Мы сели втроем на два места в первом ярусе. На эстраду вышла девушка в темном костюме, с белым цветком в петлице и объявила, что сейчас будет исполнена Шестая, Патетическая симфония Чайковского. И Катя Ваточкина сказала, что это надувательство: когда ей давали в райкоме билеты, то обещали какой-то ансамбль песни и пляски и она, как дура, поверила, а теперь начнется пиленье… Катя заявила, что она сейчас же уйдет, но потом смилостивилась и осталась.
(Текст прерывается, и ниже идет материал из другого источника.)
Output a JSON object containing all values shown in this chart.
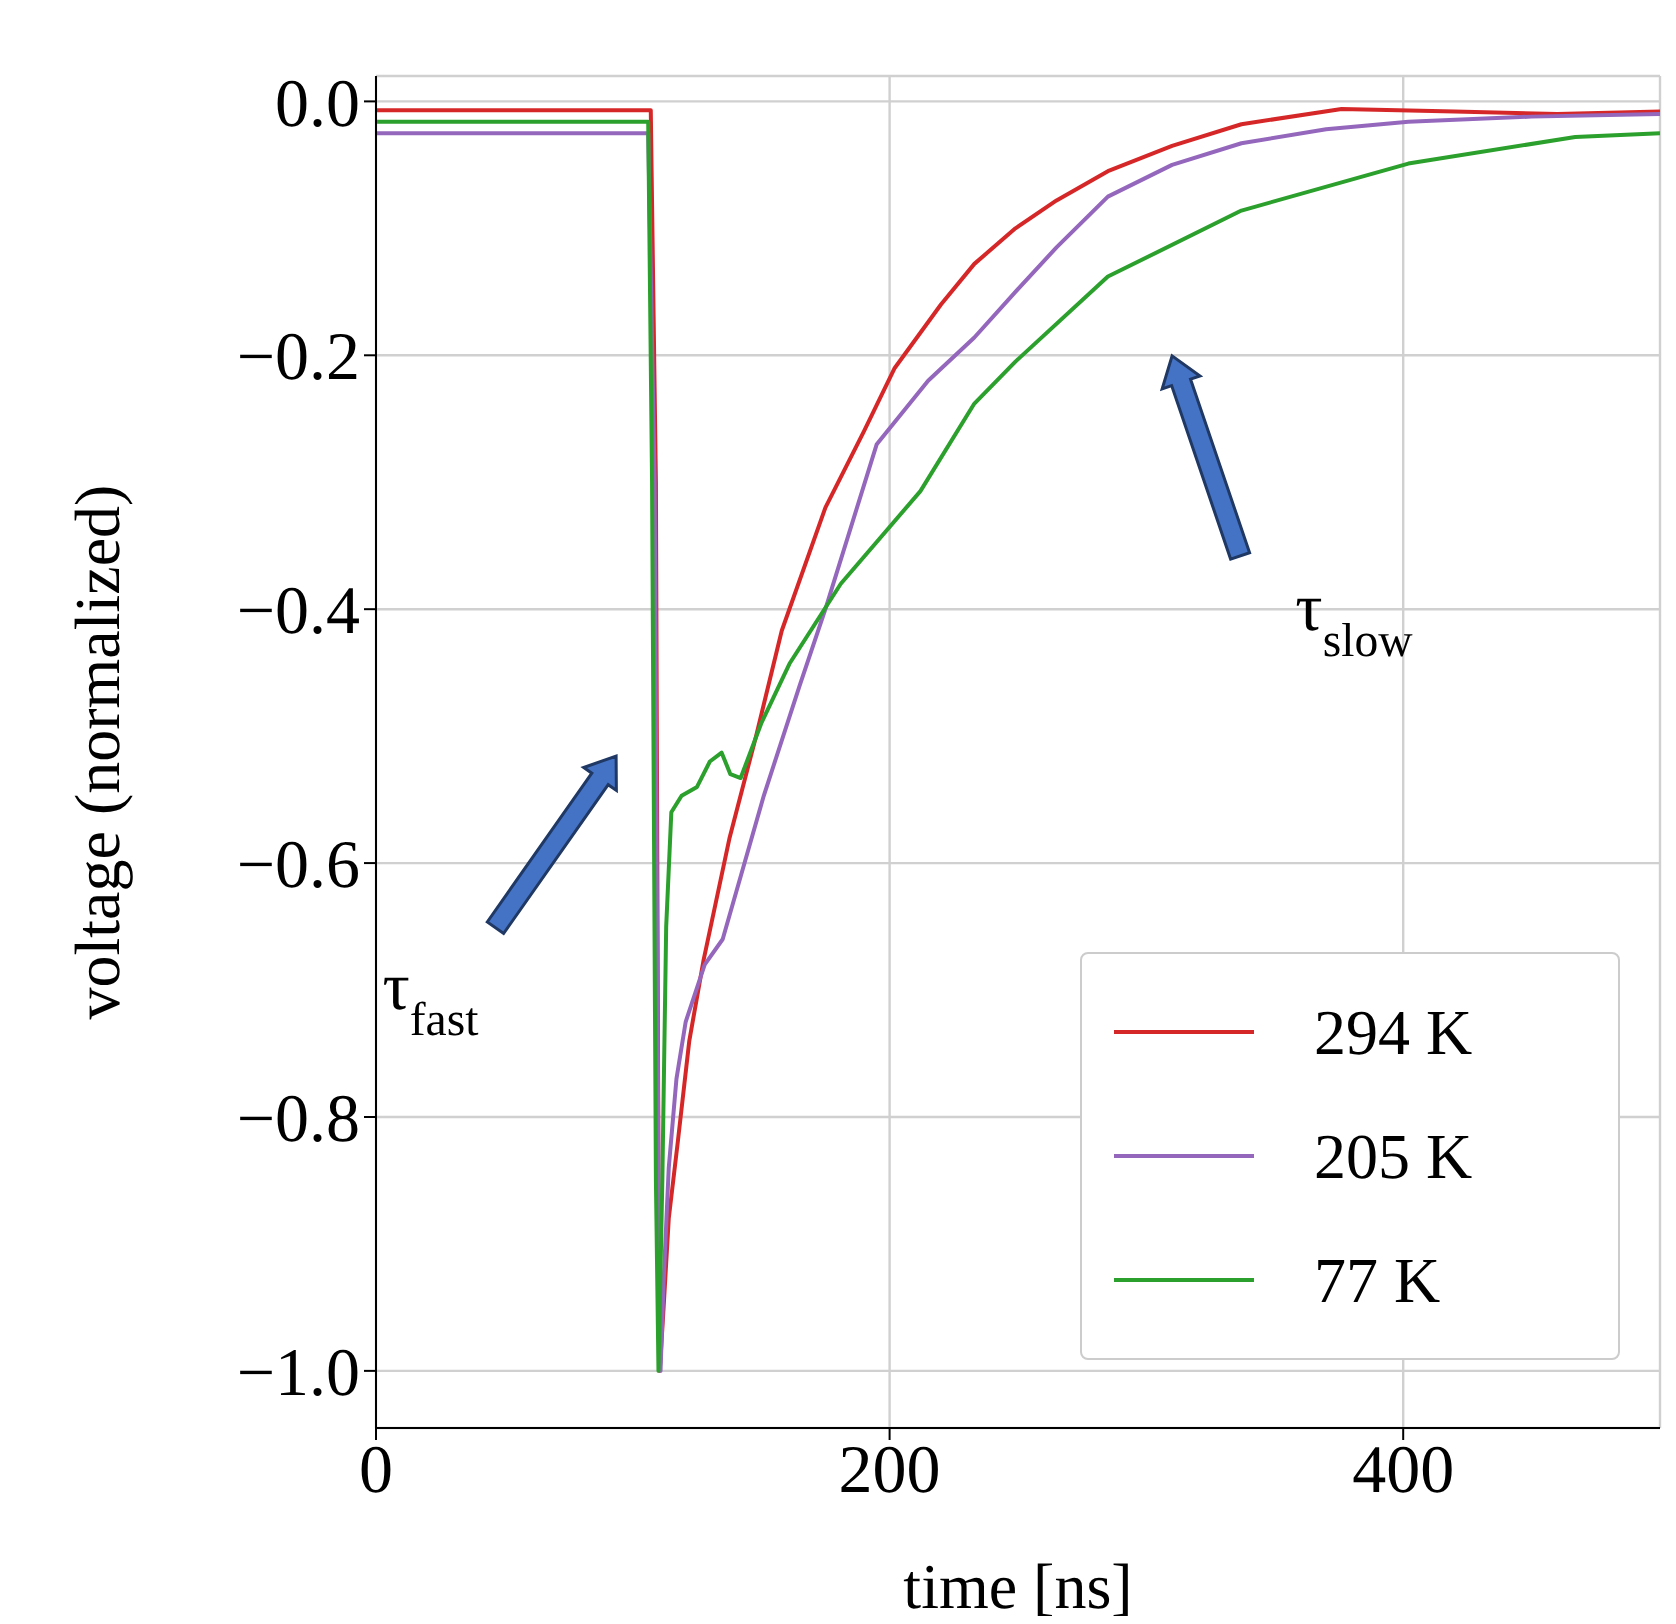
{
  "chart_data": {
    "type": "line",
    "xlabel": "time [ns]",
    "ylabel": "voltage (normalized)",
    "xlim": [
      0,
      500
    ],
    "ylim": [
      -1.045,
      0.02
    ],
    "xticks": [
      0,
      200,
      400
    ],
    "yticks": [
      {
        "value": 0,
        "label": "0.0"
      },
      {
        "value": -0.2,
        "label": "−0.2"
      },
      {
        "value": -0.4,
        "label": "−0.4"
      },
      {
        "value": -0.6,
        "label": "−0.6"
      },
      {
        "value": -0.8,
        "label": "−0.8"
      },
      {
        "value": -1,
        "label": "−1.0"
      }
    ],
    "grid": true,
    "legend": "bottom right",
    "marker": "none",
    "line_style": "solid",
    "annotations": [
      "τ$_{fast}$",
      "τ$_{slow}$"
    ],
    "series": [
      {
        "name": "294 K",
        "color": "#d62728",
        "x": [
          0,
          50,
          100,
          107,
          109,
          110,
          110.5,
          112,
          114,
          117.5,
          122,
          127.6,
          137.7,
          148,
          158,
          175,
          190,
          202,
          220,
          233,
          249,
          265,
          285,
          310,
          337,
          376,
          420,
          460,
          500
        ],
        "values": [
          -0.007,
          -0.007,
          -0.007,
          -0.007,
          -0.3,
          -0.85,
          -1.0,
          -0.95,
          -0.88,
          -0.82,
          -0.74,
          -0.676,
          -0.58,
          -0.5,
          -0.417,
          -0.32,
          -0.26,
          -0.21,
          -0.16,
          -0.128,
          -0.1,
          -0.078,
          -0.055,
          -0.035,
          -0.018,
          -0.006,
          -0.008,
          -0.01,
          -0.008
        ]
      },
      {
        "name": "205 K",
        "color": "#9467bd",
        "x": [
          0,
          50,
          100,
          106,
          108.5,
          110,
          110.8,
          112,
          114,
          117,
          120.6,
          128,
          135,
          151,
          165,
          175,
          195,
          215,
          233,
          249,
          265,
          285,
          310,
          337,
          370,
          402,
          450,
          500
        ],
        "values": [
          -0.025,
          -0.025,
          -0.025,
          -0.025,
          -0.3,
          -0.85,
          -1.0,
          -0.93,
          -0.84,
          -0.77,
          -0.725,
          -0.68,
          -0.66,
          -0.547,
          -0.46,
          -0.4,
          -0.27,
          -0.22,
          -0.186,
          -0.15,
          -0.115,
          -0.075,
          -0.05,
          -0.033,
          -0.022,
          -0.016,
          -0.012,
          -0.01
        ]
      },
      {
        "name": "77 K",
        "color": "#2ca02c",
        "x": [
          0,
          50,
          100,
          106,
          107.5,
          109,
          110,
          111.5,
          113,
          115,
          119,
          125,
          130,
          134.6,
          138,
          142,
          150,
          161,
          181,
          212,
          233,
          249,
          285,
          337,
          402,
          467,
          500
        ],
        "values": [
          -0.016,
          -0.016,
          -0.016,
          -0.016,
          -0.3,
          -0.85,
          -1.0,
          -0.85,
          -0.65,
          -0.56,
          -0.547,
          -0.54,
          -0.52,
          -0.513,
          -0.53,
          -0.533,
          -0.49,
          -0.443,
          -0.38,
          -0.307,
          -0.238,
          -0.205,
          -0.138,
          -0.086,
          -0.049,
          -0.028,
          -0.025
        ]
      }
    ]
  }
}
Оркестр занял свои места. Вышел дирижер. Странно было видеть перед военными, одетыми в защитные гимнастерки слушателями, человека в длинном фраке, со сверкающей белой грудью. Это сразу внесло какую-то торжественность. Зал затих, дирижер поднял тонкую палочку, которую держал щепотью, и, как спицей, осторожно проколол тишину. И я не знаю, когда началась симфония, но она началась — незаметно возникая из молчания, таинственно, как возникает мысль в сознании, и скоро разрослась, обрела крылья, кругами пошла к потолку, заполнила собой весь зал. А окна наверху были открыты, и мне казалось, что звуки выходят на улицу, плывут над Москвой.
Сколько горечи было в мучительных вопросах, с которыми взывали к нам инструменты оркестра — то скрипки, то флейты!.. Я ясно слышала, как они спрашивали: «Зачем же все?.. К чему же так?..» И мелодия еще никла и задыхалась, бессильная сразу решить это и найти нужный ответ. И с нежностью заговорили скрипки о чем-то таком дорогом, заповедном, что словами нельзя было бы и передать. Это была доверчивая музыка. Она доверяла мне и каждому из нас. И волшебник, придумавший ее, слышавший ее в своем сердце, прежде чем она зазвучала в мире, знал, что каждый из нас, слушая эту музыку, по-своему, так, как нам сейчас нужно, поймет, о чем говорят трубы, о чем вздыхают они и что повествуют скрипки.